Nîmes, 2 janvier 1879.
2 jan 1879
Nîmes

La vue de votre écriture m’a réjoui, ma bien chère fille et ancienne amie. Que Notre-Seigneur vous donne grâces sur grâces, et à moi aussi, pour nous préparer à nous souhaiter peut-être bientôt, sinon une bonne année, au moins la bienheureuse éternité(1). Comme on sera bien là-haut! Je tiens à être assez près de vous pour profiter de votre conversation, car vous aurez au ciel encore plus d’esprit que sur la terre; vous m’intéresserez énormément, et je tâcherai de ne pas trop vous ennuyer. Nous prierons saint Philippe de Néri, qui était un saint fort gai, de venir nous voir, et il faut espérer que Dieu voulant la communion des saints, nos relations seront saintes, mais joyeuses.
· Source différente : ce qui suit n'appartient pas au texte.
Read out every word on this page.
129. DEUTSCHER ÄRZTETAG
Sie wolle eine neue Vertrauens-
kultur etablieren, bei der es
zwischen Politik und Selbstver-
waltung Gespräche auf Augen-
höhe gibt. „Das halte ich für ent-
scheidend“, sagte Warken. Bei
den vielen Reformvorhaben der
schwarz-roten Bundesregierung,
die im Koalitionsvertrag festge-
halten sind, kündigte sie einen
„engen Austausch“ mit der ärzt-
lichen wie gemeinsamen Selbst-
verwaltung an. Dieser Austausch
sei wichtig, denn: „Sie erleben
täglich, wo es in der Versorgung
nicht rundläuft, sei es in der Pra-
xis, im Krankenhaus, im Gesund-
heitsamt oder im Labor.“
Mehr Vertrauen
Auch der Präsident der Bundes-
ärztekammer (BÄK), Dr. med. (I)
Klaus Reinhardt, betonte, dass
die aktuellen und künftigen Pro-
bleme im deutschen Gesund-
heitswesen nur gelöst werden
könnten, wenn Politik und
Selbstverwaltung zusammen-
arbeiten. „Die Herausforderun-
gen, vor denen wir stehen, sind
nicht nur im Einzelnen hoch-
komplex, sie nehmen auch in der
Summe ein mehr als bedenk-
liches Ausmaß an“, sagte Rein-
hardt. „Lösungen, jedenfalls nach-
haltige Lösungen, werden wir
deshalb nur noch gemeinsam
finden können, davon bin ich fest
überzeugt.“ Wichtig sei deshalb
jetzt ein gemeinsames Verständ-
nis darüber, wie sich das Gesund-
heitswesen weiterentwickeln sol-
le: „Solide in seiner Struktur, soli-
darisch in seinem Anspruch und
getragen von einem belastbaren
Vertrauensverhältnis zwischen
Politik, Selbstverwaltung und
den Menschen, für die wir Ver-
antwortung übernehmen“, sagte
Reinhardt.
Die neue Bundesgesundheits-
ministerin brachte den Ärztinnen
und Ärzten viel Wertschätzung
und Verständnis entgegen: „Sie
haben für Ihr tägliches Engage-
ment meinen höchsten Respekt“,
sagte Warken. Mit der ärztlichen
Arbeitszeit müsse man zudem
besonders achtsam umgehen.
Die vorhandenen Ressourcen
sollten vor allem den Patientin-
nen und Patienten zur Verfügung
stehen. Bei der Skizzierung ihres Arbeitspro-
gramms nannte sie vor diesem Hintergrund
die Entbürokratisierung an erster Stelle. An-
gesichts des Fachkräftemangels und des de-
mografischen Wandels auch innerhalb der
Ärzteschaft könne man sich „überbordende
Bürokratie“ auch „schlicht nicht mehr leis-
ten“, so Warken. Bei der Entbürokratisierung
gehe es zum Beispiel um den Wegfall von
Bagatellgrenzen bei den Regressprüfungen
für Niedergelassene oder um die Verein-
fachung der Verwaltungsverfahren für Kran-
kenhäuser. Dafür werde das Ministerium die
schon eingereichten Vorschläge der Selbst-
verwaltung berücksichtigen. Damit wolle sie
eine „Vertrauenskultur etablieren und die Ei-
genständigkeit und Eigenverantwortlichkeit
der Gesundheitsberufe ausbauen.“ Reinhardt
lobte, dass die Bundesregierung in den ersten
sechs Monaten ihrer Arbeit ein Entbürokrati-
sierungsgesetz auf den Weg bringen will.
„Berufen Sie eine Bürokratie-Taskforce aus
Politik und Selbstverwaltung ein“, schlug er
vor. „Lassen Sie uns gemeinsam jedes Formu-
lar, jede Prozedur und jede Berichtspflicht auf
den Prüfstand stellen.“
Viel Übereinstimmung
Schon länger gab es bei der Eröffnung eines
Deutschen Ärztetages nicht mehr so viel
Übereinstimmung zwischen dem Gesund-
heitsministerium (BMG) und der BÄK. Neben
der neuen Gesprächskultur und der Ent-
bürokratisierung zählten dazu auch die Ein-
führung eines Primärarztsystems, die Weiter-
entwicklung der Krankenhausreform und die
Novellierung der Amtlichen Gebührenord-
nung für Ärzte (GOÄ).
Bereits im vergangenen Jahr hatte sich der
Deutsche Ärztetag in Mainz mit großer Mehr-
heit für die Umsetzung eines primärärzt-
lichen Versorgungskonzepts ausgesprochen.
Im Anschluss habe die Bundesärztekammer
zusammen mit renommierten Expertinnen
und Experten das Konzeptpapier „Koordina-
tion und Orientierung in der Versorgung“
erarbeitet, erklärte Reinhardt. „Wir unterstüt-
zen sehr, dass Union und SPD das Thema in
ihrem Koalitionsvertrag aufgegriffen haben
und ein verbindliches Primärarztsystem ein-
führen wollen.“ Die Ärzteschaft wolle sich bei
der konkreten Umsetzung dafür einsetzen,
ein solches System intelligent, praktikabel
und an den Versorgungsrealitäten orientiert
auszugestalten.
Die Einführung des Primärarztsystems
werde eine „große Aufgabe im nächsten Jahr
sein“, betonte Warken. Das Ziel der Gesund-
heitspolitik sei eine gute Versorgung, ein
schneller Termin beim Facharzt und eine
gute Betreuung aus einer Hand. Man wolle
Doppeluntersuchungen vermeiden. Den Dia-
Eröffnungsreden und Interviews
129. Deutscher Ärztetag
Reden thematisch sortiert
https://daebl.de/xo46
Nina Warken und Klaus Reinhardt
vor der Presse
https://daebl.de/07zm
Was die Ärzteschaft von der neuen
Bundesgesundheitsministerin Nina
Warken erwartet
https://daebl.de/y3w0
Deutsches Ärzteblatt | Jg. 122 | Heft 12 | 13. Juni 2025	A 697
Adieu, ma fille. Bien vôtre sur la terre, en attendant le ciel. E.D’ALZON.

Mère Marie-Thérèse.

1. La plus ancienne lettre conservée du P. d’Alzon à Mère M.-Thérèse est du 8 août 1850. Entrée dans la congrégation le 9 octobre 1839, Mère M.-Thérèse en est l’une des quatre premières Mères. Elle mourut en 1882, un an et demi après le P. d’Alzon, et à peu près au même âge que lui.